Faut-il tout miser sur les énergies renouvelables ?

Jean-Louis Étienne – Explorateur, premier homme à atteindre le pôle Nord en solitaire

Médecin et explorateur
Premier homme à avoir atteint le pôle Nord en solitaire en 1986

La Terre reçoit du soleil une énergie capable de satisfaire les besoins de l'humanité, les éoliennes offshore de grande puissance peuvent tourner une grande partie de l'année grâce à l'omniprésence du vent du large, les mouvements de la houle et les marées représentent des forces colossales. Ajoutons à cela la géothermie et la biomasse dont on entrevoit l'immense potentiel grâce aux biotechnologies… Autant dire que le réservoir des énergies renouvelables est gigantesque.

Tout ceci est d'autant plus séduisantque ces énergies ne produisent pas de déchets à vie longue comme le dioxyde de carbone ou les déchets radioactifs. Mais doit-on pour autant tout miser sur ces énergies renouvelables (ER) ? Pourront-elles à l'avenir satisfaire les besoins croissants de l'humanité ?

Si la source des ER est infinie,leur dispersion et leur faible densité énergétique nécessitent de multiplier les capteurs dans des proportions qui posent problème. La centrale espagnole à concentration solaire Gemasolar a une puissance de 20 MW, l'équivalent de 10 éoliennes de 2 MW avec un vent constant, car elle fonctionne en quasi-continu grâce à l'accumulation thermique dans du sel qui permet de palier le manque de soleil nocturne. Mais son implantation au sol est disproportionnée : près de 200 ha (300 terrains de football) pour 20 MW !

Une autre faiblesse des ER tient aux difficultés de stockage de l'électricité pour compenser leur inconstance. Mis à part le turbinage dans les barrages hydroélectriques, toutes les solutions actuelles (batteries, inertie, gaz comprimé) assurent une production limitée à quelques heures. La production d'hydrogène par électrolyse de l'eau sera intéressante quand la production industrielle à faible coût de la pile à combustible réversible sera au point. 

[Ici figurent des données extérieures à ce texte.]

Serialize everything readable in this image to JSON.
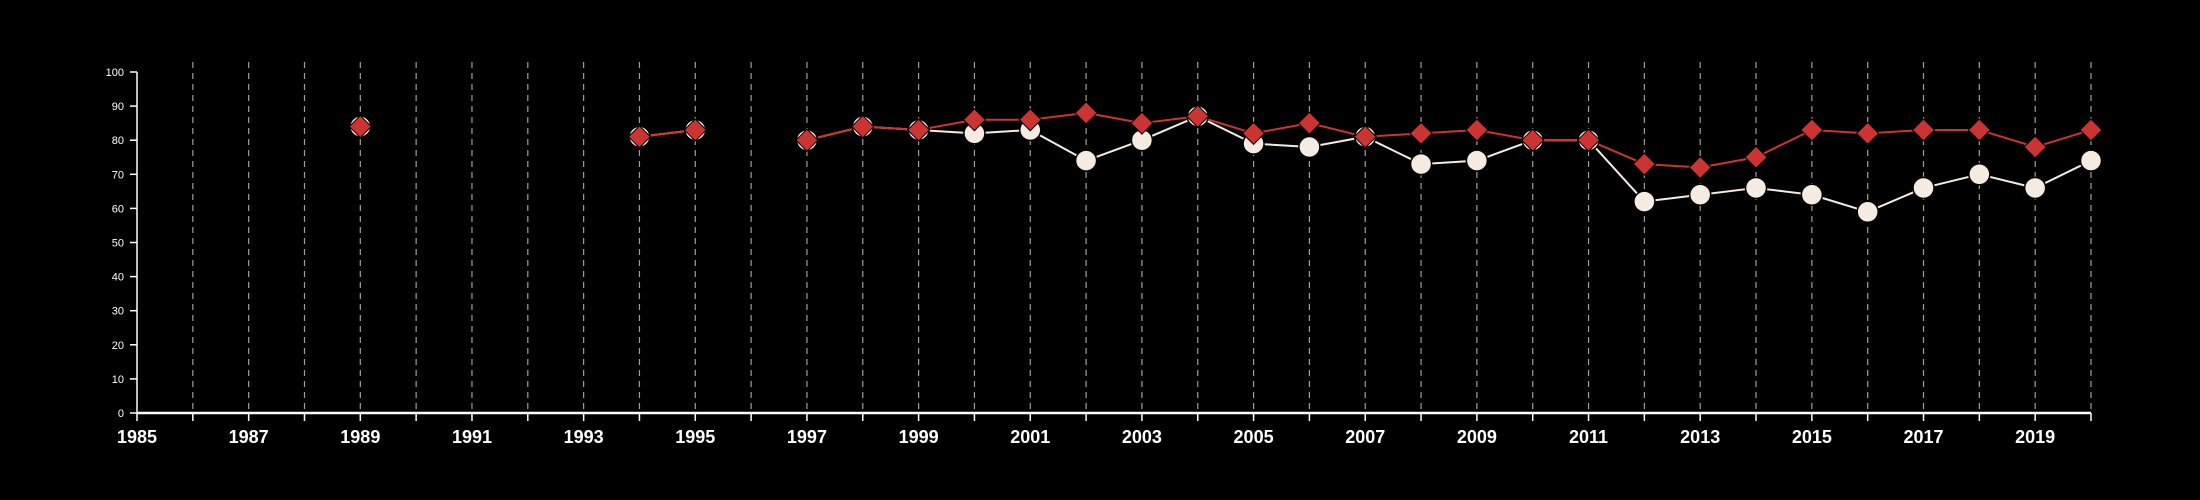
{
  "chart_data": {
    "type": "line",
    "x": [
      1989,
      1994,
      1995,
      1997,
      1998,
      1999,
      2000,
      2001,
      2002,
      2003,
      2004,
      2005,
      2006,
      2007,
      2008,
      2009,
      2010,
      2011,
      2012,
      2013,
      2014,
      2015,
      2016,
      2017,
      2018,
      2019,
      2020
    ],
    "series": [
      {
        "marker": "diamond",
        "color": "#cc3333",
        "values": [
          84,
          81,
          83,
          80,
          84,
          83,
          86,
          86,
          88,
          85,
          87,
          82,
          85,
          81,
          82,
          83,
          80,
          80,
          73,
          72,
          75,
          83,
          82,
          83,
          83,
          78,
          83
        ]
      },
      {
        "marker": "circle",
        "color": "#f5ebe0",
        "values": [
          84,
          81,
          83,
          80,
          84,
          83,
          82,
          83,
          74,
          80,
          87,
          79,
          78,
          81,
          73,
          74,
          80,
          80,
          62,
          64,
          66,
          64,
          59,
          66,
          70,
          66,
          74
        ]
      }
    ],
    "xlim": [
      1985,
      2020
    ],
    "ylim": [
      0,
      100
    ],
    "yticks": [
      0,
      10,
      20,
      30,
      40,
      50,
      60,
      70,
      80,
      90,
      100
    ],
    "xtick_labels": [
      "1985",
      "1987",
      "1989",
      "1991",
      "1993",
      "1995",
      "1997",
      "1999",
      "2001",
      "2003",
      "2005",
      "2007",
      "2009",
      "2011",
      "2013",
      "2015",
      "2017",
      "2019"
    ],
    "grid": "vertical-dashed",
    "colors": {
      "background": "#000000",
      "axis": "#ffffff",
      "grid": "#bbbbbb"
    }
  }
}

On peut penser que les progrès technologiques, associés à une gestion régionale des ER gérées par un « réseau intelligent », permettront de couvrir les besoins domestiques d'éco-citoyens bien au fait de la « préciosité de l'énergie » et ayant réalisé une bonne isolation thermique de leur logement. Mais pourront-elles répondre aux énormes appels de puissance des mégalopoles, de l'industrie lourde comme la sidérurgie et des transports en commun ? Il faudrait 400 éoliennes de 2 MW autour de Paris pour faire fonctionner le métro et le RER, à condition qu'il y ait du vent.

Pour toutes ces raisons, on ne peut pas tout miser sur les énergies renouvelables. Actuellement, on compense leur variabilité par la mise en fonction rapide des centrales hydroélectriques et des centrales thermiques à flamme (charbon, gaz et fuel). Mais dans les prévisions à long terme, la construction de nouveaux barrages sera freinée par l'acceptation des citoyens, et la combustion des énergies fossiles ne dépassera pas ce siècle, à part peut être le charbon pour les vastes pays (USA, Chine, Russie, Inde…). 

Un passage progressif des énergies de stock à des énergies de flux est à prévoir. Les ER sont donc appelées à se développer mais il ne faut pas pour autant fermer l'avenir à l'atome : les réacteurs de Génération IV et ITER devraient, à maturité, nous permettre d'entrer dans l'ère de l'énergie nucléaire durable.